Does fat come with health consequences? Of course! Diabetes, heart disease, and more. But, and i know I'm not original in stating this, but the stress of living all the days of one's life seeing oneself, and being seen by others, as a sinner is not healthy either. I'm not debating that there is a relationship; I'm arguing that the relationship is inherited, not made. If someone is fat, start early with diabetes and cholesterol treatment. Don't ask your patient, your friend, your child, to do something they cannot do, and then judge them for not doing it.

You wouldn't do that if the subject were sexual preference. I know you well enough to know you would not. And if you did, it would say more about you than about your lesbian friend.

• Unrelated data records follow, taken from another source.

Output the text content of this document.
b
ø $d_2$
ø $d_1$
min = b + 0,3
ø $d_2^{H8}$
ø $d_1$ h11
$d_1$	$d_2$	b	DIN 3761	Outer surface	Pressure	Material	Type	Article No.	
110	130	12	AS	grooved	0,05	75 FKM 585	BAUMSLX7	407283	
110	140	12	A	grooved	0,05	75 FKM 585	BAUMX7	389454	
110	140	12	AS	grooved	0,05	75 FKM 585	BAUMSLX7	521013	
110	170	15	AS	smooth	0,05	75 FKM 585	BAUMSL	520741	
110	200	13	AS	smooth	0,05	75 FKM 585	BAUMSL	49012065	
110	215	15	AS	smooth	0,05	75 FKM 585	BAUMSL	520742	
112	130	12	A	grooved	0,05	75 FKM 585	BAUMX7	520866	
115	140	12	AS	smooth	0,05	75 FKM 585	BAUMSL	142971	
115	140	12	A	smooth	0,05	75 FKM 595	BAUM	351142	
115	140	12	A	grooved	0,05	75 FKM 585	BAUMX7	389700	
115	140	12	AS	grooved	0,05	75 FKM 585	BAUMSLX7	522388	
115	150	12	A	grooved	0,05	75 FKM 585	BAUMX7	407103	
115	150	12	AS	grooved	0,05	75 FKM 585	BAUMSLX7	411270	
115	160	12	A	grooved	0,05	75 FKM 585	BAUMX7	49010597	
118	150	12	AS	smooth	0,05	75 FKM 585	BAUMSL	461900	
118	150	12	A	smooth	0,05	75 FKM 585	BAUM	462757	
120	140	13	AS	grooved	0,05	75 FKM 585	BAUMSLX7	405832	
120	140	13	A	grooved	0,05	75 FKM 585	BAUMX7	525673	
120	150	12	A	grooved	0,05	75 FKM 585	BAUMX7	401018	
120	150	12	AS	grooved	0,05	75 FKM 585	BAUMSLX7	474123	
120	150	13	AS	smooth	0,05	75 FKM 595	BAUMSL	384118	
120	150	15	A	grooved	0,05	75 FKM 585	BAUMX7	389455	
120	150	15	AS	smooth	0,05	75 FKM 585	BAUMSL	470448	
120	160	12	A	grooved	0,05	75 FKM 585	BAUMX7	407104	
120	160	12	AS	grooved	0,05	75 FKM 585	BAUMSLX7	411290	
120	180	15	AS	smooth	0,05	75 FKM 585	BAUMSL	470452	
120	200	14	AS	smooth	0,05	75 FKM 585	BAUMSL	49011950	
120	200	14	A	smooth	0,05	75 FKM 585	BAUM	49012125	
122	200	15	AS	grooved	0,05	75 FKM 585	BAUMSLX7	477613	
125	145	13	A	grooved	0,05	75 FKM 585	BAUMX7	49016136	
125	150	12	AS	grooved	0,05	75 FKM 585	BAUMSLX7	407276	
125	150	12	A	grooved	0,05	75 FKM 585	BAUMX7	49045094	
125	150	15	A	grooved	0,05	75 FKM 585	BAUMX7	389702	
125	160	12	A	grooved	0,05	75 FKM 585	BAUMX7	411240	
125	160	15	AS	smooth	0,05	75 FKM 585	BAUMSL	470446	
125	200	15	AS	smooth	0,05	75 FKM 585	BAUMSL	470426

My tall, thin, beautiful doctor had never had anyone tell her that they had been beating their head against a wall for 60 years. That when you're online you don't reveal you're fat because that might just invalidate everything you say to just too many people. That people have told you they would love to be friends with you but they just didn't like fat people. That neighbors don't look at you when you meet in the street. And that these things had been happening for 60 years. And you've blamed yourself.

Tyra Banks dressed herself up in a fat-suit; she looked like she weighed over 300 pounds despite being as tall as she is. "The people that were staring and laughing in my face -- that shocked me the most," Banks said. "As soon as I entered the store -- when I went shopping -- I immediately heard snickers. Immediately! I just was appalled and hurt! There's no excuse for rudeness. There's no excuse for ugliness. And there's no excuse for nastiness and that's what I experienced,"

"It seemed like the last form of open discrimination that's okay, and I deci- ded to put on a 350-pound suit myself and live that life for a day and see what happens. And it was one of the most heartbreaking days of my life."

it is true that body shape and size, like race, sexual preference, mental illness, and more traits they're learning every day, are inherited, not chosen, and thus no more than these other traits should it be judged.